Set your aspect ratio Video Transcript

[ Music ] ^M00:00:02

>> Ah, old fashioned TVs. They were so easy. You plugged them in, connected a cable, and turned them on. But HDTVs are so fiddly by comparison, and one setting I see folks screw up the most is aspect ratio. Aspect ratio is how the TV fills its screen with the signal it's getting. Now, since HDTVs are widescreen, there are a number of options, many of them wrong. First of all, there's normal or four by three. That'll put bars on either side of a standard width signal. That's what it's supposed to do. But a lot of folks don't like that look, so they often will use zoom. Zoom magnifies everything evenly, and it will eliminate the window box bars, but it may crop some of the top and bottom of the image. That's not good. Then there's wide, or sixteen by nine. And that's best for a signal that is natively wide.

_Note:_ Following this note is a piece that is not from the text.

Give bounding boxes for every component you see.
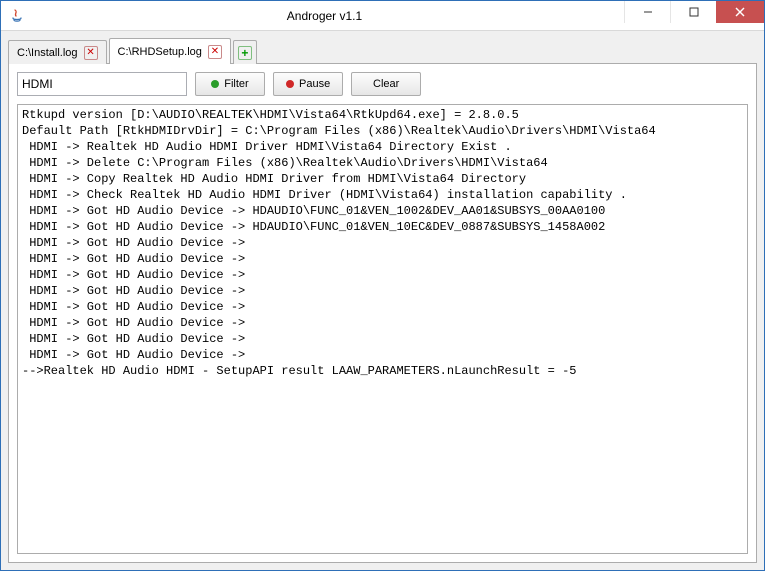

If you use this mode, though, to stretch and fill a narrow signal, everything looks weird, and people look pudgy. They won't like that. Finally, there's panorama. This has various names, but it's a mode that I don't like, whatever it's called. It typically stretches the sides more than the middle, so when the camera pans, you'll almost feel nauseous. The rule for best picture quality is to watch a program in the setting that matches the way it was shot, normal or wide. ^M00:01:23 [ Music ]

Set your aspect ratio
In this Quick Tip, Brian Cooley runs through the different types of aspect ratios that your HDTV can read.